Qui est derrière moi ?

 

« C’est une femme qu’il faut éviter »

 

L’accident d’Yvan est-il avant ou après le mariage ?

 

Et qui surveillait qui ?

 

De quels tracts parlez-vous ?

Nous n’étions pas seuls à distribuer des tracts

 

Et le petit chat nous l’avons eu

 

J’ai pris un emploi de secrétaire

 

Plus ça change, plus c’est la même chose

 

Amoureux de moi ? vous voulez rire…

Et de quel amour s’agirait-il ?

 

Toit est à envisager

Sauf une solution sentimentale

 

Qui est derrière moi ?

 

Qui déteste la couleur de mes cheveux ?

Pour vingt ans. Pour trente ans

 

Qui est derrière moi ?

 

J’ai dormi. Je dors beaucoup

 

Je suis éberluée de vivre encore

D’être une vieille

 

Un vrai western

 

Charlot chercheur d’or

 

Une cavalcade sans fin

Une course éperdue. Une fuite folle

 

Pour échapper

Leur échapper

 

Tu n’étais pas à mon mariage

Ainsi c’était perdu d’avance

 

C’est un moment sans lecture

 

Sans littérature

 

Roman non complet

 

Provisoire et sommaire

 

La grammaire en démolition n’arrange pas le drame

 

Lady Martinetti ne remue pas la tête

 

À partir de ce jour

d’un homme on passera à deux hommes

à dix hommes

à des millions d’hommes

 

Le petit manuel à l’usage du Cours Élémentaire

est d’une force sans discussion

 

Il est mort et je ne lui plais pas davantage dans la mort

 

« C’est ça la vamp ? » dit le nouveau pasteur

 

Je ne suis pas invitée au thé

ni au dîner du soir

Déjà on me dit que je peux disposer

 

Quel âge avais-tu?
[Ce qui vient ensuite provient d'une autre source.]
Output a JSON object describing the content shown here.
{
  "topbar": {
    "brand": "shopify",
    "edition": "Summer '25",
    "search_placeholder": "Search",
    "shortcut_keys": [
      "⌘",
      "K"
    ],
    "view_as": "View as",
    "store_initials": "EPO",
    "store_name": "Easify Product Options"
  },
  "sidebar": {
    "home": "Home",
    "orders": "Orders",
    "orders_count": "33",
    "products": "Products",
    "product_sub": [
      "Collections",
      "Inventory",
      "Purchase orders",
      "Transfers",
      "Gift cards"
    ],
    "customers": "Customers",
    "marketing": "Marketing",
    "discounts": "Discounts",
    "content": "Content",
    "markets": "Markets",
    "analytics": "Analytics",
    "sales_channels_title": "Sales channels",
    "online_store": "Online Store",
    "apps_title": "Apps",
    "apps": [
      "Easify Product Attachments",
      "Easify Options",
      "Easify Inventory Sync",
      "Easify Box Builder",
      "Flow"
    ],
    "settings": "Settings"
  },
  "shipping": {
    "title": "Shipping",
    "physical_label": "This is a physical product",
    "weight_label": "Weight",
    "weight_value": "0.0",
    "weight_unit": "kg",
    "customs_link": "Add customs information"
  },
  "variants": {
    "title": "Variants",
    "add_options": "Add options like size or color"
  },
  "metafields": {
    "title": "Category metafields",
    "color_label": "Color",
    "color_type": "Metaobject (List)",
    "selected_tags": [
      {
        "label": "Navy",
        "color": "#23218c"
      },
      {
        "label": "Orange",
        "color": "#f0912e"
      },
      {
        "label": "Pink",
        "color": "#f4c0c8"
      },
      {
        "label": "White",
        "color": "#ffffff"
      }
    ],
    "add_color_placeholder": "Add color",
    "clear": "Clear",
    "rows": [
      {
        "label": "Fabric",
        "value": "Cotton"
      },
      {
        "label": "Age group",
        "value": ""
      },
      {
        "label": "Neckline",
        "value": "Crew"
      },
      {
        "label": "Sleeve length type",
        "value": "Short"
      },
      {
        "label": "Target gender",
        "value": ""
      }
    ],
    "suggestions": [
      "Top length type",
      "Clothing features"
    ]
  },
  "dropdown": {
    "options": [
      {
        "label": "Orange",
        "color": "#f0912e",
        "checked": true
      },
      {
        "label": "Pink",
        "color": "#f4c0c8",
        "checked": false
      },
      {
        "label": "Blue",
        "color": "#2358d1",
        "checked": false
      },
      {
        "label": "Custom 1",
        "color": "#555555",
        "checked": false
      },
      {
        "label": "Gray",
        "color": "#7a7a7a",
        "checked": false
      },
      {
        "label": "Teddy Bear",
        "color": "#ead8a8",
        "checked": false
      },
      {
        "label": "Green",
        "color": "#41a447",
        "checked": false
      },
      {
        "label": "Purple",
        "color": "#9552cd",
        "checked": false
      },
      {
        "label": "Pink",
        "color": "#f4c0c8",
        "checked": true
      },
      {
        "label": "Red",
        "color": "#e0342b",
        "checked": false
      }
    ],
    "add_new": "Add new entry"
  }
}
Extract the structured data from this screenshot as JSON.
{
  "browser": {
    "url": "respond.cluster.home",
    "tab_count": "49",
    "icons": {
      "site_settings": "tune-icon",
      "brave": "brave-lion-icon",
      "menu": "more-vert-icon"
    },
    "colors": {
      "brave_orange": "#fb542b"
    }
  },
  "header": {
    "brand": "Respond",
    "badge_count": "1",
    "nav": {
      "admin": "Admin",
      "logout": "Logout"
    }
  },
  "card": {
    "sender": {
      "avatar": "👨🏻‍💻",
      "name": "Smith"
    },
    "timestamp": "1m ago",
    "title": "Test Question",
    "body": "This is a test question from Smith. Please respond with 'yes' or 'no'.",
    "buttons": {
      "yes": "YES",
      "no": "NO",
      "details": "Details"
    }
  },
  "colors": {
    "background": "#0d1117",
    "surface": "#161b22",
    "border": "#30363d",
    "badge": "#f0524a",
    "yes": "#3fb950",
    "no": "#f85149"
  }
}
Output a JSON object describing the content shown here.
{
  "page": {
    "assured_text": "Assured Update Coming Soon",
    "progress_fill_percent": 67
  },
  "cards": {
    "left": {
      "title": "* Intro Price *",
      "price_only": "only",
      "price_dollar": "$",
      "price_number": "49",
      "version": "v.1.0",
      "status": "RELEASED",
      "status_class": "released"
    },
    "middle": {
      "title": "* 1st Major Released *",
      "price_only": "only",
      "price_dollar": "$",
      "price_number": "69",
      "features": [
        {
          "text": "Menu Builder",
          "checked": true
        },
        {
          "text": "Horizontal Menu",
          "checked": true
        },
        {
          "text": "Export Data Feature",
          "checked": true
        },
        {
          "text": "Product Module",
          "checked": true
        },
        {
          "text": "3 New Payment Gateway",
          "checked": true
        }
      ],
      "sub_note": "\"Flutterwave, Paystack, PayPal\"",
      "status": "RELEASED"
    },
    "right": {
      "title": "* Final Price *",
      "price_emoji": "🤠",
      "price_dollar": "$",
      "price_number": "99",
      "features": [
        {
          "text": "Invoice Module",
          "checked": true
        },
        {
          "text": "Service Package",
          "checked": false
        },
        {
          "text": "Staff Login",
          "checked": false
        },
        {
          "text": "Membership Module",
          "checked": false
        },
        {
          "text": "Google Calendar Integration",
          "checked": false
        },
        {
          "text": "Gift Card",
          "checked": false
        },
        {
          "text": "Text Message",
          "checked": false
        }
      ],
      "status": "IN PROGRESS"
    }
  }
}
Vingt ans ?

 

Je n’ai pas marqué d’une croix

sur mon agenda

Le jour où tu n’étais plus là

 

Je n’en sais pas plus que vous

 

Je n’en sais rien ou si peu

 

Je ne sais pas grand-chose

 

C’est fatigant d’écrire encore

Sans savoir où tu dors

 

Le fourreau et les gants

ont été retrouvés sous le canapé

 

Maintenant les pièces sont vides

Un vide surprenant

 

La vie y est encore sensible

Ou la souffrance

 

Je ne sais rien

Je ne sais d’où ni comment vient la voix

 

La suite — La fin — L’explication

Me manquent

 

Je dors

 

Je rêve : je sais le faire

 

Il a été la chercher au train

 

Pas elle. Quelqu’un d’autre

 

C’est une besogne d’homme

 

S’il y a quelqu’un à sortir, c’est un inconnu

 

l’homme de la fenêtre sans doute

 

Ou la souffrance

 

L’odeur lourde des tragédies rapides

 

Odeur qui ne s’efface pas

 

Un vide vivant

 

Inconnus contre inconnus

 

Des inconnus entre eux

 

Inconnus les uns aux autres

 

Une action déterminée

Comme au théâtre

 

Qui est cet homme ?

 

Qui est cette femme ?

 

 

… / …

Liliane Giraudon / Le travail de la viande (extrait)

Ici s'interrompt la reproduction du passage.